Disinformation is a vital tool of espionage.1 In the law business, however, it is not such a good thing. One area where this phenomenon threatens is where in-house lawyers turn whistleblowers and whether they have actionable claims against their former employers. Because of the whistleblower provisions of federal statutes such as Dodd-Frank,2 recent case law,3 and various articles written on this subject,4 there has been a fair amount of disinformation as to whether lawyers are free to rat on their clients and then also profit thereby. This article will tour the landscape of this area and attempt to bring some focus and/or light as to what the right answer is (or, at least, should be).
Where Were We?
The starting point for this subject is (or must be) Balla v.
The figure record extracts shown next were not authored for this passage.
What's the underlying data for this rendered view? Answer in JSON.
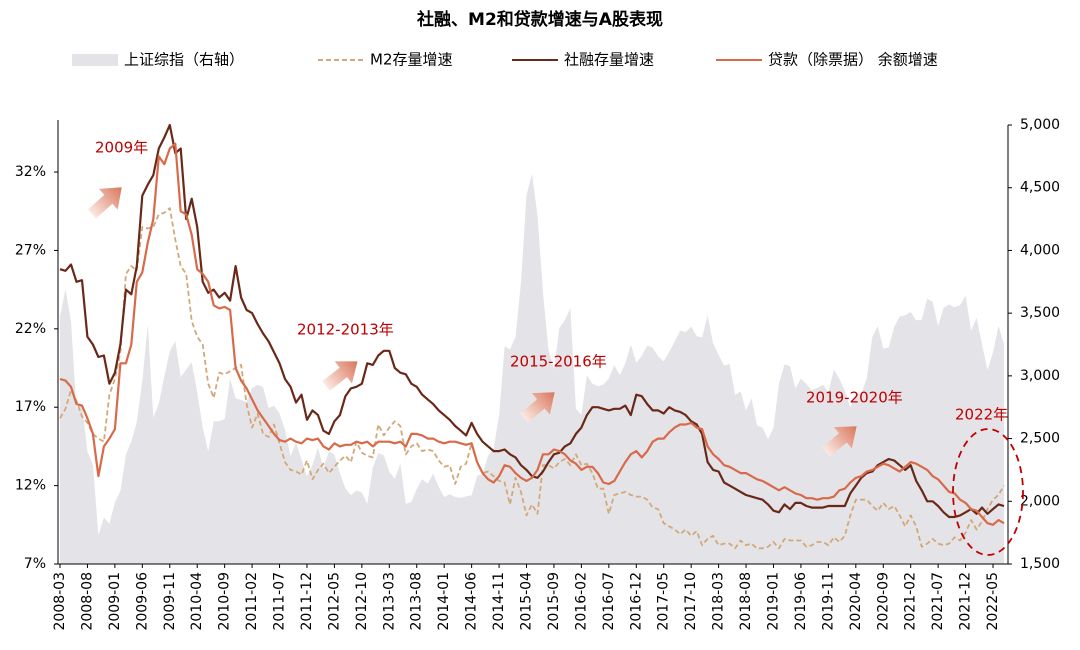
{
  "chart_data": {
    "type": "line",
    "title": "社融、M2和贷款增速与A股表现",
    "categories": [
      "2008-03",
      null,
      null,
      null,
      null,
      "2008-08",
      null,
      null,
      null,
      null,
      "2009-01",
      null,
      null,
      null,
      null,
      "2009-06",
      null,
      null,
      null,
      null,
      "2009-11",
      null,
      null,
      null,
      null,
      "2010-04",
      null,
      null,
      null,
      null,
      "2010-09",
      null,
      null,
      null,
      null,
      "2011-02",
      null,
      null,
      null,
      null,
      "2011-07",
      null,
      null,
      null,
      null,
      "2011-12",
      null,
      null,
      null,
      null,
      "2012-05",
      null,
      null,
      null,
      null,
      "2012-10",
      null,
      null,
      null,
      null,
      "2013-03",
      null,
      null,
      null,
      null,
      "2013-08",
      null,
      null,
      null,
      null,
      "2014-01",
      null,
      null,
      null,
      null,
      "2014-06",
      null,
      null,
      null,
      null,
      "2014-11",
      null,
      null,
      null,
      null,
      "2015-04",
      null,
      null,
      null,
      null,
      "2015-09",
      null,
      null,
      null,
      null,
      "2016-02",
      null,
      null,
      null,
      null,
      "2016-07",
      null,
      null,
      null,
      null,
      "2016-12",
      null,
      null,
      null,
      null,
      "2017-05",
      null,
      null,
      null,
      null,
      "2017-10",
      null,
      null,
      null,
      null,
      "2018-03",
      null,
      null,
      null,
      null,
      "2018-08",
      null,
      null,
      null,
      null,
      "2019-01",
      null,
      null,
      null,
      null,
      "2019-06",
      null,
      null,
      null,
      null,
      "2019-11",
      null,
      null,
      null,
      null,
      "2020-04",
      null,
      null,
      null,
      null,
      "2020-09",
      null,
      null,
      null,
      null,
      "2021-02",
      null,
      null,
      null,
      null,
      "2021-07",
      null,
      null,
      null,
      null,
      "2021-12",
      null,
      null,
      null,
      null,
      "2022-05",
      null,
      null
    ],
    "series": [
      {
        "name": "上证综指（右轴）",
        "type": "area",
        "axis": "y2",
        "color": "#e4e4e8",
        "values": [
          3473,
          3693,
          3433,
          2736,
          2776,
          2397,
          2293,
          1729,
          1871,
          1821,
          1991,
          2082,
          2373,
          2477,
          2633,
          2959,
          3412,
          2667,
          2779,
          2996,
          3195,
          3277,
          2989,
          3051,
          3110,
          2870,
          2592,
          2398,
          2638,
          2639,
          2656,
          2979,
          2820,
          2808,
          2791,
          2905,
          2928,
          2911,
          2743,
          2762,
          2701,
          2568,
          2359,
          2468,
          2333,
          2199,
          2292,
          2428,
          2263,
          2397,
          2373,
          2225,
          2103,
          2047,
          2086,
          2069,
          1980,
          2269,
          2385,
          2366,
          2237,
          2178,
          2301,
          1979,
          1994,
          2098,
          2175,
          2141,
          2220,
          2116,
          2033,
          2056,
          2033,
          2026,
          2039,
          2048,
          2202,
          2217,
          2364,
          2420,
          2683,
          3235,
          3210,
          3310,
          3748,
          4442,
          4612,
          4277,
          3664,
          3206,
          3053,
          3383,
          3445,
          3539,
          2738,
          2688,
          3004,
          2938,
          2917,
          2930,
          2979,
          3085,
          3005,
          3100,
          3250,
          3104,
          3159,
          3242,
          3223,
          3155,
          3117,
          3192,
          3273,
          3361,
          3349,
          3393,
          3317,
          3307,
          3481,
          3259,
          3169,
          3082,
          3095,
          2847,
          2876,
          2725,
          2821,
          2603,
          2588,
          2494,
          2585,
          2941,
          3091,
          3078,
          2899,
          2979,
          2933,
          2886,
          2905,
          2929,
          2872,
          3050,
          2977,
          2880,
          2750,
          2860,
          2852,
          2985,
          3310,
          3396,
          3218,
          3225,
          3392,
          3473,
          3483,
          3509,
          3442,
          3447,
          3615,
          3591,
          3397,
          3544,
          3568,
          3547,
          3564,
          3640,
          3361,
          3462,
          3252,
          3047,
          3186,
          3399,
          3253
        ]
      },
      {
        "name": "M2存量增速",
        "type": "line",
        "dash": true,
        "color": "#d2a878",
        "values": [
          16.3,
          16.9,
          18.1,
          17.4,
          16.4,
          16,
          15.3,
          15,
          14.8,
          17.8,
          18.8,
          20.5,
          25.5,
          26,
          25.7,
          28.5,
          28.4,
          28.5,
          29.3,
          29.4,
          29.7,
          27.7,
          26,
          25.5,
          22.5,
          21.5,
          21,
          18.5,
          17.6,
          19.2,
          19.1,
          19.3,
          19.5,
          19.7,
          17.2,
          15.7,
          16.6,
          15.3,
          15.1,
          15.9,
          14.7,
          13.5,
          13,
          12.9,
          12.7,
          13.6,
          12.4,
          13,
          13.4,
          12.8,
          13.2,
          13.6,
          13.9,
          13.5,
          14.8,
          14.1,
          13.9,
          13.8,
          15.9,
          15.2,
          15.7,
          16.1,
          15.8,
          14,
          14.5,
          14.7,
          14.2,
          14.3,
          14.2,
          13.6,
          13.2,
          13.3,
          12.1,
          13.2,
          13.4,
          14.7,
          13.5,
          12.8,
          12.9,
          12.6,
          12.3,
          12.2,
          10.8,
          12.5,
          11.6,
          10.1,
          10.8,
          10.2,
          13.3,
          13.3,
          13.1,
          13.5,
          13.7,
          13.3,
          14,
          13.3,
          13.4,
          12.8,
          11.8,
          11.8,
          10.2,
          11.4,
          11.5,
          11.6,
          11.4,
          11.3,
          11.3,
          11.1,
          10.6,
          10.5,
          9.6,
          9.4,
          9.2,
          8.9,
          9.2,
          8.8,
          9.1,
          8.2,
          8.6,
          8.8,
          8.2,
          8.3,
          8.3,
          8,
          8.5,
          8.2,
          8.3,
          8,
          8,
          8.1,
          8.4,
          8,
          8.6,
          8.5,
          8.5,
          8.5,
          8.1,
          8.2,
          8.4,
          8.4,
          8.2,
          8.7,
          8.4,
          8.8,
          10.1,
          11.1,
          11.1,
          11.1,
          10.7,
          10.4,
          10.9,
          10.5,
          10.7,
          10.1,
          9.4,
          10.1,
          9.4,
          8.1,
          8.3,
          8.6,
          8.3,
          8.2,
          8.3,
          8.7,
          8.5,
          9,
          9.8,
          9.2,
          9.7,
          10.5,
          11.1,
          11.4,
          12
        ]
      },
      {
        "name": "社融存量增速",
        "type": "line",
        "color": "#6a2818",
        "values": [
          25.8,
          25.7,
          26.1,
          25,
          25.1,
          21.5,
          21,
          20.2,
          20.3,
          18.5,
          19.2,
          21,
          24.5,
          24.2,
          26,
          30.5,
          31.2,
          31.8,
          33.5,
          34.2,
          35,
          33.2,
          33.5,
          29,
          30.3,
          28.5,
          25,
          24.3,
          24.5,
          24,
          24.3,
          23.8,
          26,
          24,
          23.2,
          23,
          22.3,
          21.7,
          21.2,
          20.5,
          19.8,
          18.8,
          18.3,
          17.3,
          17.8,
          16.2,
          16.8,
          16.5,
          15.5,
          15.3,
          16.1,
          16.5,
          17.7,
          18.2,
          18.3,
          18.5,
          19.8,
          19.7,
          20.3,
          20.6,
          20.6,
          19.5,
          19.2,
          19.1,
          18.5,
          18.3,
          17.8,
          17.5,
          17.2,
          16.8,
          16.5,
          16.2,
          15.8,
          15.5,
          15.2,
          16,
          15.3,
          14.8,
          14.5,
          14.2,
          14.2,
          14.3,
          14,
          13.8,
          13.3,
          13,
          12.6,
          12.5,
          12.9,
          13.5,
          14,
          14.1,
          14.5,
          14.7,
          15.3,
          15.7,
          16.5,
          17,
          17,
          16.9,
          16.8,
          16.9,
          16.9,
          17.1,
          16.5,
          17.8,
          17.7,
          17.2,
          16.8,
          16.8,
          16.6,
          17,
          16.8,
          16.7,
          16.5,
          16.1,
          15.9,
          15.3,
          13.5,
          13,
          12.9,
          12.2,
          12,
          11.8,
          11.6,
          11.4,
          11.3,
          11.2,
          11.1,
          10.8,
          10.4,
          10.3,
          10.8,
          10.5,
          10.9,
          10.9,
          10.7,
          10.6,
          10.6,
          10.6,
          10.7,
          10.7,
          10.7,
          10.7,
          11.5,
          12,
          12.5,
          12.8,
          12.9,
          13.3,
          13.5,
          13.7,
          13.6,
          13.3,
          13,
          13.3,
          12.3,
          11.7,
          11,
          11,
          10.7,
          10.3,
          10,
          10,
          10.1,
          10.3,
          10.5,
          10.2,
          10.6,
          10.2,
          10.5,
          10.8,
          10.7
        ]
      },
      {
        "name": "贷款（除票据） 余额增速",
        "type": "line",
        "color": "#d86a4a",
        "values": [
          18.8,
          18.7,
          18.3,
          17.2,
          17.1,
          16.3,
          15.3,
          12.6,
          14.5,
          15,
          15.6,
          19.8,
          19.8,
          21,
          25,
          25.6,
          27.5,
          29,
          33,
          32.5,
          33.5,
          33.8,
          29.5,
          29.3,
          28,
          25.8,
          25.5,
          25,
          23.5,
          23.3,
          23.4,
          23.2,
          19.5,
          18.7,
          18.2,
          17.5,
          16.8,
          16.3,
          15.8,
          15.3,
          14.9,
          14.8,
          15,
          14.8,
          14.7,
          15,
          14.9,
          15,
          14.5,
          14.3,
          14.7,
          14.5,
          14.6,
          14.6,
          14.8,
          14.7,
          14.8,
          14.5,
          14.8,
          14.8,
          14.8,
          14.7,
          14.8,
          14.5,
          15.3,
          15.3,
          15.2,
          15,
          15,
          14.8,
          14.7,
          14.8,
          14.8,
          14.7,
          14.6,
          14.7,
          13.5,
          12.8,
          12.4,
          12.2,
          12.6,
          13.3,
          13.2,
          12.8,
          12.5,
          12.3,
          12.5,
          13,
          14,
          14,
          14.3,
          14.2,
          14,
          13.6,
          13.4,
          13,
          13.2,
          13.2,
          12.8,
          12.2,
          12.1,
          12.3,
          12.9,
          13.5,
          14,
          14.2,
          13.8,
          14.2,
          14.8,
          15,
          15,
          15.4,
          15.7,
          15.9,
          15.9,
          16,
          15.7,
          15.6,
          14.5,
          14,
          13.7,
          13.3,
          13.2,
          13,
          12.8,
          12.8,
          12.6,
          12.4,
          12.3,
          12.1,
          11.9,
          11.7,
          11.9,
          11.7,
          11.5,
          11.4,
          11.2,
          11.2,
          11.1,
          11.2,
          11.2,
          11.3,
          11.7,
          11.8,
          12.2,
          12.5,
          12.6,
          12.9,
          13,
          13.2,
          13.4,
          13.3,
          13.1,
          12.9,
          13.2,
          13.5,
          13.4,
          13.2,
          13,
          12.6,
          12.4,
          12,
          11.6,
          11.5,
          11.1,
          10.9,
          10.5,
          10.4,
          10,
          9.6,
          9.5,
          9.8,
          9.6
        ]
      }
    ],
    "ylim": [
      7,
      35
    ],
    "yticks": [
      {
        "value": 7,
        "label": "7%"
      },
      {
        "value": 12,
        "label": "12%"
      },
      {
        "value": 17,
        "label": "17%"
      },
      {
        "value": 22,
        "label": "22%"
      },
      {
        "value": 27,
        "label": "27%"
      },
      {
        "value": 32,
        "label": "32%"
      }
    ],
    "y2lim": [
      1500,
      5000
    ],
    "y2ticks": [
      {
        "value": 1500,
        "label": "1,500"
      },
      {
        "value": 2000,
        "label": "2,000"
      },
      {
        "value": 2500,
        "label": "2,500"
      },
      {
        "value": 3000,
        "label": "3,000"
      },
      {
        "value": 3500,
        "label": "3,500"
      },
      {
        "value": 4000,
        "label": "4,000"
      },
      {
        "value": 4500,
        "label": "4,500"
      },
      {
        "value": 5000,
        "label": "5,000"
      }
    ],
    "annotations": [
      "2009年",
      "2012-2013年",
      "2015-2016年",
      "2019-2020年",
      "2022年"
    ],
    "annotation_color": "#c00000"
  }
}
Gambro.5 In that case, the general counsel (Roger Balla) of Gambro, Inc., an Illinois-based company that was the subsidiary of a Swedish company, Gambro AB, learned that a German affiliate was about to ship dialyzers into the United States which did not comply with Food and Drug Administration (FDA) regulations. Believing that the machines posed possibly life threatening injuries (or worse), Balla went to Gambro’s U.S. president and persuaded him to block the shipment. Subsequently, the president changed his mind and green-lighted the dangerous dialyzers. When Balla learned of that latter action, he confronted the president, telling him he would do whatever was necessary to stop the shipment (as well as any sales) of the dialyzers. The president thereupon fired Balla; the next day, Balla ratted on his former company to the FDA.